In Dinosaur Heaven, there are no tears for us. The ankylosaurus is not grieved to see us heading to ecological catastrophe. Just the opposite. He's rooting for it.
Don't you understand, they want to see us fail. They've watched us unearth their bones and assemble them in our natural history museums, make plastic models of them for our children to play with, make movies and books about them. We always thought, "Dinosaurs are so neat!" We thought we were paying them tribute. But the dinosaurs in heaven don't see it that way. To them it was just another way of pointing out they're extinct and we're not. Every time they saw a six-year-old with a dinosaur pop-up book, it was like we were saying, "Losers!" All the diplodici and stegosauri tried to act like it didn't hurt. But it did. It hurt.
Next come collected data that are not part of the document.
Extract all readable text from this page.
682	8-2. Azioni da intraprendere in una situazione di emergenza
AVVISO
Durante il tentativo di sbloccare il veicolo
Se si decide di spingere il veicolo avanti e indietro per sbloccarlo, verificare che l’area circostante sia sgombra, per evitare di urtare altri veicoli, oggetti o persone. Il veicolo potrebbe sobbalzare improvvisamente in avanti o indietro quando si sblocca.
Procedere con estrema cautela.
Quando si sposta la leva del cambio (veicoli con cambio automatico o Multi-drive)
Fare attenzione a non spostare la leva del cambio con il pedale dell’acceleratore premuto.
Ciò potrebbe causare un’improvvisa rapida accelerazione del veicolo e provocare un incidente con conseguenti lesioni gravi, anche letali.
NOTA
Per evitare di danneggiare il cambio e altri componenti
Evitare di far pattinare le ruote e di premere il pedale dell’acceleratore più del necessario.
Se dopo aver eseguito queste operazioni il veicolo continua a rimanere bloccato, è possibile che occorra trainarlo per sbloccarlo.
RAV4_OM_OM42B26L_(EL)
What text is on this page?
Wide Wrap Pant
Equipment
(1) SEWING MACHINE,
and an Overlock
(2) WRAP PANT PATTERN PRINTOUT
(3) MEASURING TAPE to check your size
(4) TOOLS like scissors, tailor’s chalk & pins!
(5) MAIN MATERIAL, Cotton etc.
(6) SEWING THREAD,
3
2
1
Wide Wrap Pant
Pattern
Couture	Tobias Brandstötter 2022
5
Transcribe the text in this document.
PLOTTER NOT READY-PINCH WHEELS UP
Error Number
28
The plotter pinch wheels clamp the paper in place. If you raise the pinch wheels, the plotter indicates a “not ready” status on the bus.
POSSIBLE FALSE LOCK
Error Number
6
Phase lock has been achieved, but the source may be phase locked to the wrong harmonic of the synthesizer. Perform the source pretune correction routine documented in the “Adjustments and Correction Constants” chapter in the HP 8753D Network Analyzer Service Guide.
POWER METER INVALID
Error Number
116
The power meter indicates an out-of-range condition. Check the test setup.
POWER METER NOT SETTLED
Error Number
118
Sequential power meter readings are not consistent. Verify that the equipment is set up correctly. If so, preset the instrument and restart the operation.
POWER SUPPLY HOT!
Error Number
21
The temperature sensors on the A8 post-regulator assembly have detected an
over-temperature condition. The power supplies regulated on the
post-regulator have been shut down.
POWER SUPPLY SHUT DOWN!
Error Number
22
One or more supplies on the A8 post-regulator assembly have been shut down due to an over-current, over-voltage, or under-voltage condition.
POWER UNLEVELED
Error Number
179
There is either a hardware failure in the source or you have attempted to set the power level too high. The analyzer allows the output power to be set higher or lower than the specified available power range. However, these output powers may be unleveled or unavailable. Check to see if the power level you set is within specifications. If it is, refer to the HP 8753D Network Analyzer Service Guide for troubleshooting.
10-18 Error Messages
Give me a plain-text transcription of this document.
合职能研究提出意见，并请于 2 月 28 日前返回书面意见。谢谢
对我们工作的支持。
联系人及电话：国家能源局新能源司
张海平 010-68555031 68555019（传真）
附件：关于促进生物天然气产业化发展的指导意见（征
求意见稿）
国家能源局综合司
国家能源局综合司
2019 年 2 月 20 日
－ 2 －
But now the shoe is on the other foot.
What makes it especially sweet is one of the agents of our destruction is fossil fuels. The triceratops laughs thinking that his decomposed remains provided the petroleum with which we are destroying the planet. This is not strictly true; fossil fuels were formed 300 hundred million years ago, and dinosaurs didn't appear until about seventy million years after that, but the triceratops doesn't know that, because it never went to school.
So there's nothing to spoil the irony for all the dinosaurs in Dinosaur Heaven.